Как только мы пересекли черту света и тени, отделявшую нас от Арены, коротко прозвенели фанфары и чей-то, едва уловимый в реве толпы голос прокричал.

— Duo sunt sine nomine! — Что означало «Двое безымянных!» И если честно, меня это даже расстроило. Я, конечно, не знал в каком именно году мы находимся. Но что-то мне подсказывало, что сейчас идут именно мои любимые года! И в Риме обо мне слышали! Определенно!

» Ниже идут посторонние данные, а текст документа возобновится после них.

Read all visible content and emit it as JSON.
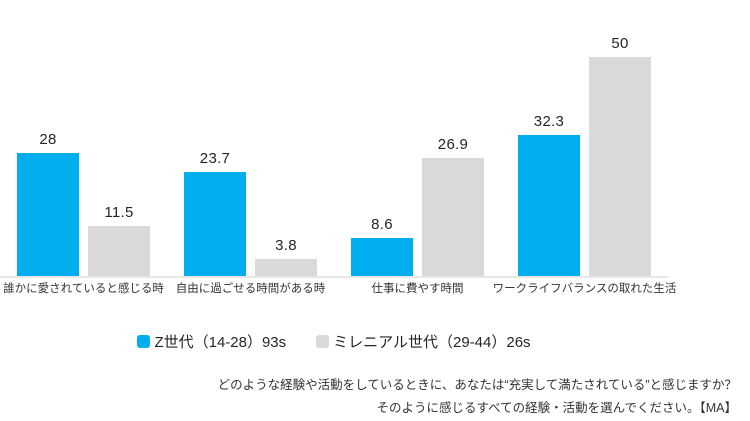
{
  "chart_data": {
    "type": "bar",
    "title": "",
    "categories": [
      "誰かに愛されていると感じる時",
      "自由に過ごせる時間がある時",
      "仕事に費やす時間",
      "ワークライフバランスの取れた生活"
    ],
    "series": [
      {
        "name": "Z世代（14-28）93s",
        "color": "#00AEEF",
        "values": [
          28,
          23.7,
          8.6,
          32.3
        ],
        "labels": [
          "28",
          "23.7",
          "8.6",
          "32.3"
        ]
      },
      {
        "name": "ミレニアル世代（29-44）26s",
        "color": "#D9D9D9",
        "values": [
          11.5,
          3.8,
          26.9,
          50
        ],
        "labels": [
          "11.5",
          "3.8",
          "26.9",
          "50"
        ]
      }
    ],
    "ylim": [
      0,
      50
    ],
    "grid": false,
    "axis_visible": false,
    "legend_position": "bottom",
    "value_labels_shown": true
  },
  "legend": {
    "items": [
      {
        "label": "Z世代（14-28）93s",
        "color": "#00AEEF"
      },
      {
        "label": "ミレニアル世代（29-44）26s",
        "color": "#D9D9D9"
      }
    ]
  },
  "footer": {
    "line1": "どのような経験や活動をしているときに、あなたは“充実して満たされている”と感じますか？",
    "line2": "そのように感じるすべての経験・活動を選んでください。【MA】"
  },
  "colors": {
    "gen_z_bar": "#00AEEF",
    "millennial_bar": "#D9D9D9",
    "axis_line": "#E7E7E7",
    "text": "#262626"
  }
}
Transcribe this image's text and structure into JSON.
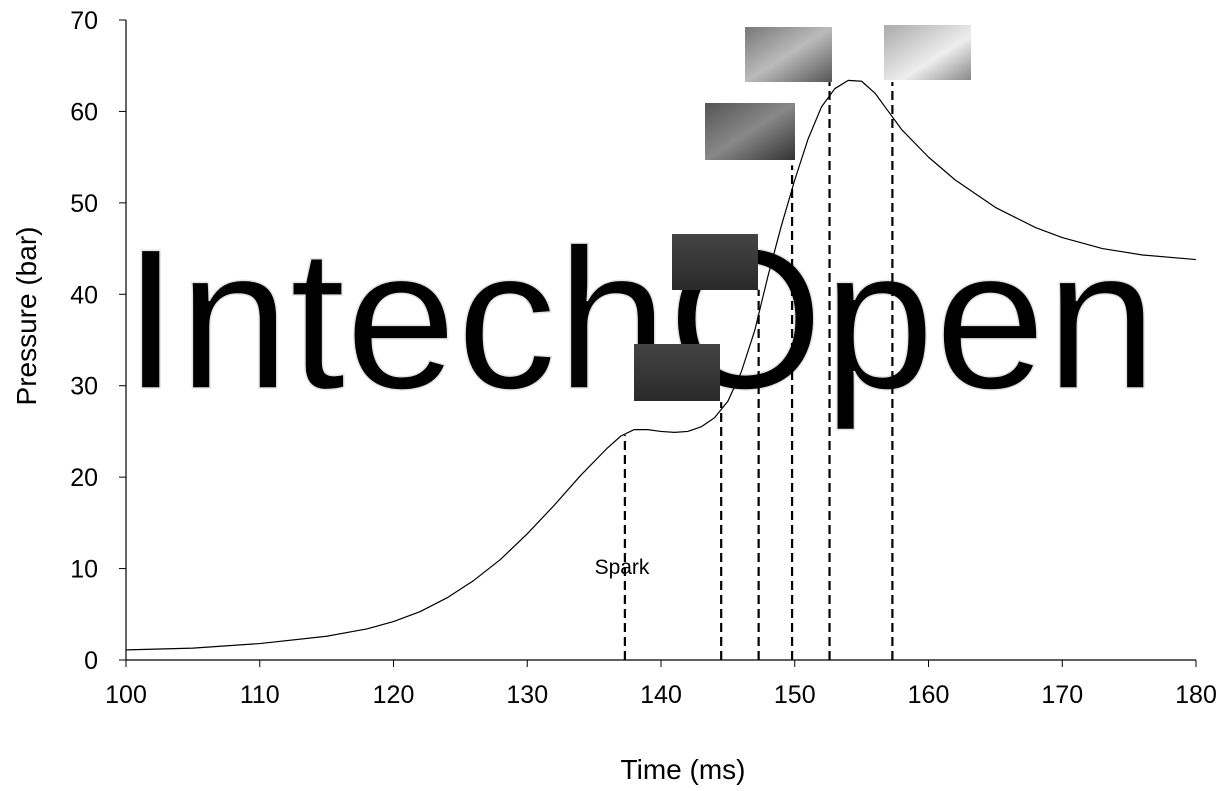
{
  "chart_data": {
    "type": "line",
    "watermark": "IntechOpen",
    "xlabel": "Time (ms)",
    "ylabel": "Pressure (bar)",
    "annotation": "Spark",
    "color": "#000000",
    "xlim": [
      100,
      180
    ],
    "ylim": [
      0,
      70
    ],
    "xticks": [
      100,
      110,
      120,
      130,
      140,
      150,
      160,
      170,
      180
    ],
    "yticks": [
      0,
      10,
      20,
      30,
      40,
      50,
      60,
      70
    ],
    "x": [
      100,
      105,
      110,
      115,
      118,
      120,
      122,
      124,
      126,
      128,
      130,
      132,
      134,
      136,
      137,
      138,
      139,
      140,
      141,
      142,
      143,
      144,
      145,
      146,
      147,
      148,
      149,
      150,
      151,
      152,
      153,
      154,
      155,
      156,
      157,
      158,
      160,
      162,
      165,
      168,
      170,
      173,
      176,
      180
    ],
    "values": [
      1.1,
      1.3,
      1.8,
      2.6,
      3.4,
      4.2,
      5.3,
      6.8,
      8.7,
      11.0,
      13.8,
      16.9,
      20.2,
      23.2,
      24.5,
      25.2,
      25.2,
      25.0,
      24.9,
      25.0,
      25.5,
      26.5,
      28.3,
      31.5,
      36,
      42,
      47.5,
      52.5,
      57,
      60.5,
      62.5,
      63.4,
      63.3,
      62.0,
      60.0,
      58.0,
      55.0,
      52.5,
      49.5,
      47.3,
      46.2,
      45.0,
      44.3,
      43.8
    ],
    "event_lines": [
      {
        "x": 137.3,
        "top": 24.6
      },
      {
        "x": 144.5,
        "top": 28.2
      },
      {
        "x": 147.3,
        "top": 40.5
      },
      {
        "x": 149.8,
        "top": 54.1
      },
      {
        "x": 152.6,
        "top": 63.2
      },
      {
        "x": 157.3,
        "top": 63.2
      }
    ]
  }
}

— Тео, ты уже бывал здесь? — Спросил я своего спарринг-партнера.

— Конечно. — Ответил он. — Мне больше заняться нечем как подвергать опасности свою жизнь, играя в пустые игры древних! —

— Зачем тогда… — Начал-было я, но он меня перебил.

— Из уважения к тебе, Гафур! — И когда мы вышли уже почти на самый центр арены, сказал.

— Мне хочется дать тебе самое лучшее. Великое. Даже если это будет смерть. Старайся не смотреть на трибуны. Это признак дилетантства и здорово отвлекает! Защищайся! — И тут же сделал очень быстрый выпад «пяткой» своего топора в направлении моего лица. Я увернулся легко и проворно и при этом отпрыгнул на пару шагов назад. «Не пристало Великому Гафуру по крайней мере в этом историческом периоде оставаться безымянным!» Подумал я про себя. «Не пристало!» И с этой мыслью я сделал ложный выпад с поворотом на триста шестьдесят градусов. Ушел в ложный замах с еще одним точно таким же поворотом. И еще раз поворот с уходом в полуприсяд и с очень длинным махом рукой на уровне живота. И если бы я задел Теодора, то располосовал бы его пополам! Но располосовать мне удалось лишь его тогу. Оказалось, что он двигался не менее быстро чем я. И весь этот мой каскад боевых приемов стал не более чем красивым танцем. Нам кратко зааплодировали и засвистели. Раздался чей-то отдаленный смех. Мне было понятно, что здесь, в Колизее, удивить публику было крайне сложно. А удивить очень хотелось! Просто очень! Ты, блин, на Главной сцене всех времен и народов! Ты Гамлет и Спартак! Ахиллес и Гектор. Да, пусть мне отведена роль в пять минут. Но, хрен его раздери, я хочу, чтобы эти пять минут жизни запомнились зрителям навечно! И не из-за зрителей вовсе. А только лишь потому, что нынешняя постановка исполняется великими! Я взглянул на Теодора и увидел в его глазах совсем такой же азарт.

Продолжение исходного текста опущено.